All of this surfing is paying huge dividends in my jujutsu class.  My nage are nice and smooth and I'm relaxed while falling.  My core muscles are strong and have lots of stamina for groundwork.  And my arms and upper body are developing fairly quickly.  I've been surfing on most of my off jujutsu days as part of my weekly workout time.


----------



## girlbug2 (Dec 30, 2009)

Glad to hear you found such a great workout! How long have you been surfing? Did you take lessons to learn?


----------



## Makalakumu (Dec 30, 2009)

girlbug2 said:


> Glad to hear you found such a great workout! How long have you been surfing? Did you take lessons to learn?



I've been surfing for about a year and a half, ever since I moved to Hawaii.  I took lessons at first, then just got out and worked really hard.  When I first started, I was amazed at how weak my core muscles were.  I had been doing martial arts for a long time, cross training in weight training and running, but when I tried to paddle and stay on the board, I was pooped in a couple of minutes.  It took a long time to build up the stamina because the work that one does is surprisingly hard.


----------



## Carol (Dec 30, 2009)

Wow, that does sound like a great workout for martial arts!  No wonder surfers have such good abs.   

That is something I would love to try.  The winter storms make for great waves near our whopping 12 miles of coastline. :lol:  As odd as it sounds, the serious surfers here appear to be more active in wetsuit/drysuit season than they are during the summer.


----------



## HKphooey (Dec 31, 2009)

Surf or Die!

Surfing is one of the ultimate sports! (snowboarding a close second).    Glad to hear you are having fun with it.

You longboarding or knife?


----------



## Brian R. VanCise (Dec 31, 2009)

Cool!  I snow board and am looking forward to catching a wave or two on my trip coming up to Kauai.  Glad to hear that you are enjoying it!


----------



## Makalakumu (Dec 31, 2009)

Carol said:


> Wow, that does sound like a great workout for martial arts!  No wonder surfers have such good abs.
> 
> That is something I would love to try.  The winter storms make for great waves near our whopping 12 miles of coastline. :lol:  As odd as it sounds, the serious surfers here appear to be more active in wetsuit/drysuit season than they are during the summer.

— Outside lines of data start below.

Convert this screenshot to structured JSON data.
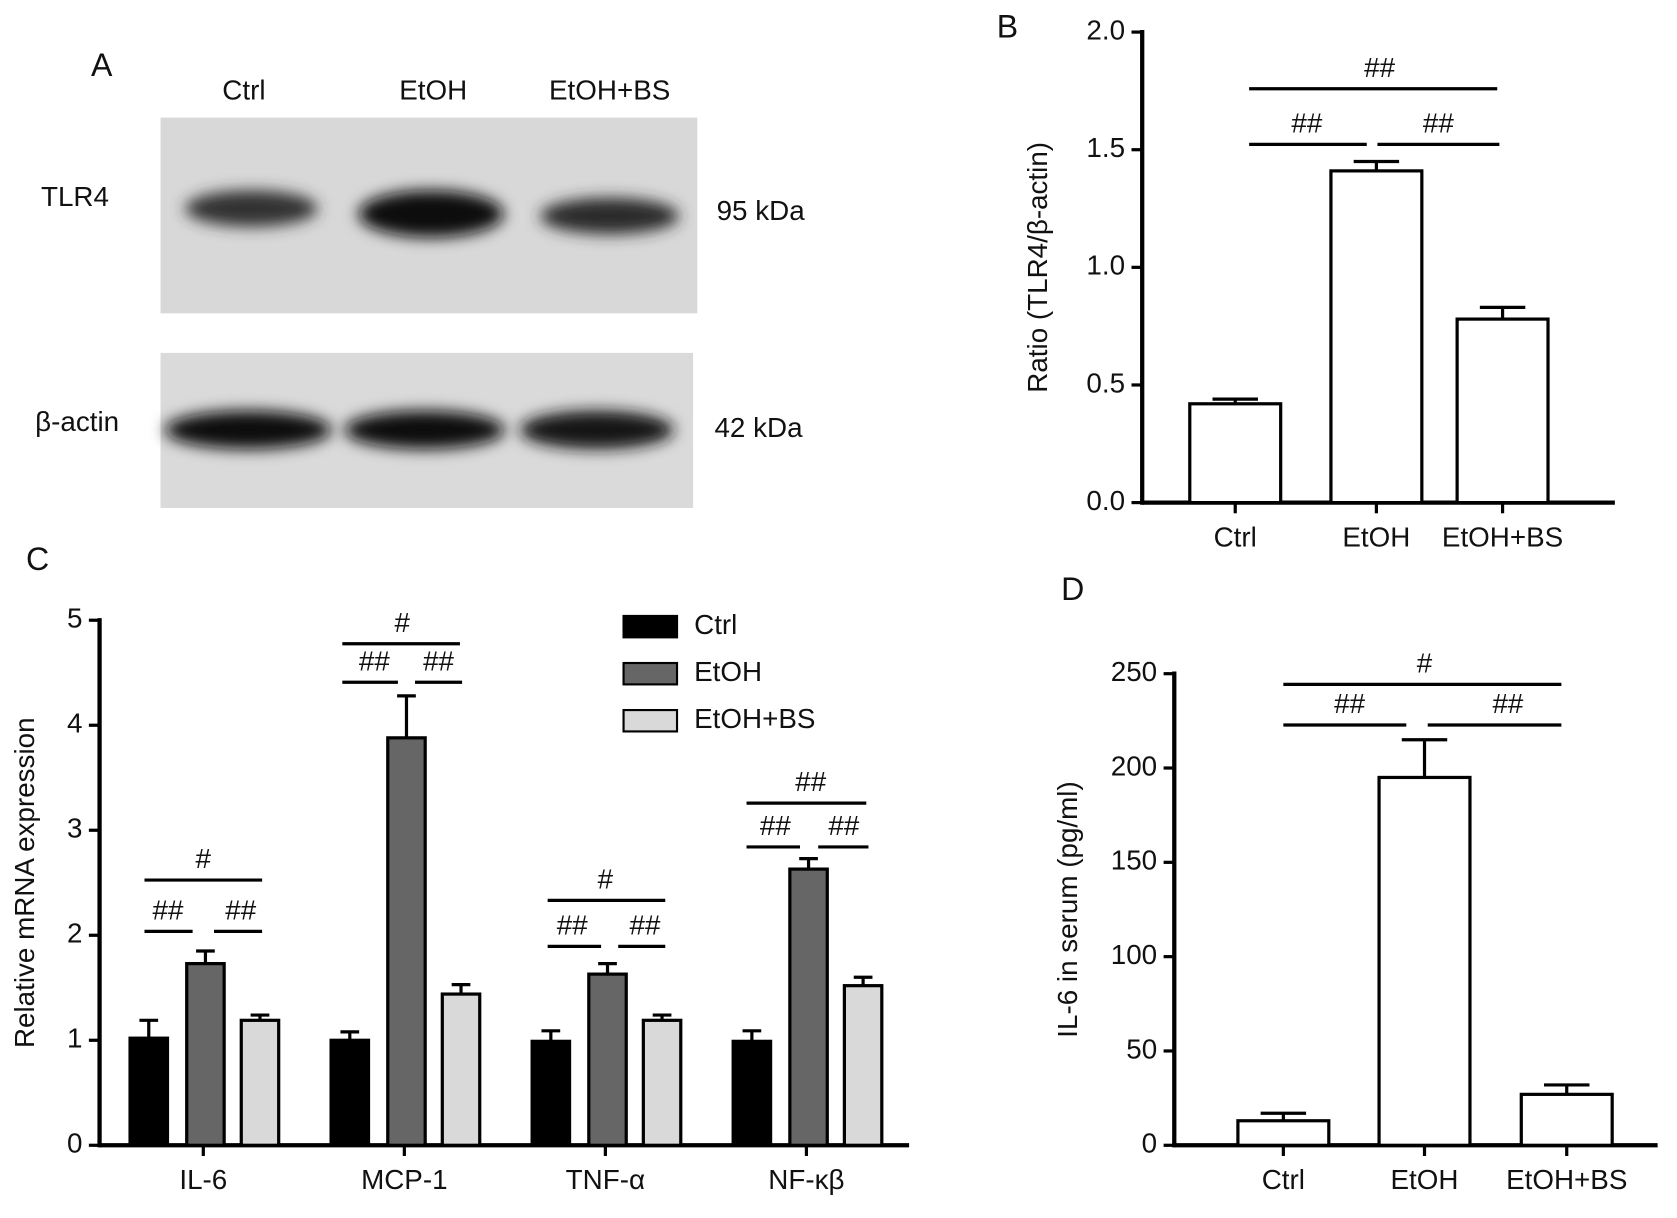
{
  "blot": {
    "panel_label": "A",
    "lanes": [
      "Ctrl",
      "EtOH",
      "EtOH+BS"
    ],
    "proteins": [
      "TLR4",
      "β-actin"
    ],
    "sizes": [
      "95 kDa",
      "42 kDa"
    ]
  },
  "chart_data": [
    {
      "type": "bar",
      "panel_label": "B",
      "ylabel": "Ratio (TLR4/β-actin)",
      "categories": [
        "Ctrl",
        "EtOH",
        "EtOH+BS"
      ],
      "values": [
        0.42,
        1.41,
        0.78
      ],
      "errors": [
        0.02,
        0.04,
        0.05
      ],
      "color": "#ffffff",
      "ylim": [
        0,
        2
      ],
      "yticks": [
        {
          "value": 0,
          "label": "0.0"
        },
        0.5,
        {
          "value": 1,
          "label": "1.0"
        },
        1.5,
        {
          "value": 2,
          "label": "2.0"
        }
      ],
      "annotations": [
        "##",
        "##",
        "##"
      ]
    },
    {
      "type": "grouped-bar",
      "panel_label": "C",
      "ylabel": "Relative mRNA expression",
      "categories": [
        "IL-6",
        "MCP-1",
        "TNF-α",
        "NF-κβ"
      ],
      "series": [
        {
          "name": "Ctrl",
          "color": "#000000",
          "values": [
            1.02,
            1.0,
            0.99,
            0.99
          ],
          "errors": [
            0.17,
            0.08,
            0.1,
            0.1
          ]
        },
        {
          "name": "EtOH",
          "color": "#666666",
          "values": [
            1.73,
            3.88,
            1.63,
            2.63
          ],
          "errors": [
            0.12,
            0.4,
            0.1,
            0.1
          ]
        },
        {
          "name": "EtOH+BS",
          "color": "#d9d9d9",
          "values": [
            1.19,
            1.44,
            1.19,
            1.52
          ],
          "errors": [
            0.05,
            0.09,
            0.05,
            0.08
          ]
        }
      ],
      "ylim": [
        0,
        5
      ],
      "yticks": [
        0,
        1,
        2,
        3,
        4,
        5
      ],
      "legend": "upper right",
      "annotations": [
        "#",
        "##",
        "##",
        "#",
        "##",
        "##",
        "#",
        "##",
        "##",
        "##",
        "##",
        "##"
      ]
    },
    {
      "type": "bar",
      "panel_label": "D",
      "ylabel": "IL-6 in serum (pg/ml)",
      "categories": [
        "Ctrl",
        "EtOH",
        "EtOH+BS"
      ],
      "values": [
        13,
        195,
        27
      ],
      "errors": [
        4,
        20,
        5
      ],
      "color": "#ffffff",
      "ylim": [
        0,
        250
      ],
      "yticks": [
        0,
        50,
        100,
        150,
        200,
        250
      ],
      "annotations": [
        "#",
        "##",
        "##"
      ]
    }
  ]
}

The funny thing is that for years and years, I lived in the Twin Ports and watched people surf Lake Superior all of the time.  I was like, "I'm going to try that someday."  Well, someday is here.  Next time I go back, if there are waves, I'm going to procure a board and get out on the big lake.  Give it a try Carol.  No doubt they have a formal surfing club you could contact.


----------



## Makalakumu (Dec 31, 2009)

HKphooey said:


> Surf or Die!
> 
> Surfing is one of the ultimate sports! (snowboarding a close second).    Glad to hear you are having fun with it.
> 
> You longboarding or knife?



I am mostly longboarding right now.  I'll take up short boarding as soon as I get some of the basic skills down better.  By next year, I want to be getting barreled.


----------



## Makalakumu (Dec 31, 2009)

Brian R. VanCise said:


> Cool!  I snow board and am looking forward to catching a wave or two on my trip coming up to Kauai.  Glad to hear that you are enjoying it!



Down in Poipu (south shore of Kauai), they have lots of breaks that should be throwing up keiki waves this time of year.  That's where I would take my first lesson if I were you.


----------



## Makalakumu (Dec 31, 2009)

Another point I'd like to make is that I know a lot of BJJ competitors who cross train with surfing to condition their bodies.  Relson Gracie is a wave rider and some of his students are consistently out there.


----------



## Brian R. VanCise (Dec 31, 2009)

maunakumu said:


> Down in Poipu (south shore of Kauai), they have lots of breaks that should be throwing up keiki waves this time of year.  That's where I would take my first lesson if I were you.



Thanks I will actually be down there a bit so that is what I will do!


----------



## Makalakumu (Dec 31, 2009)

Brian R. VanCise said:


> Thanks I will actually be down there a bit so that is what I will do!



We've got Kona breezes today which makes for good surfing conditions on the windward side of Oahu, where I live.  There's good waves, so I'll be getting out there soon!  What a way to break in the new year!


----------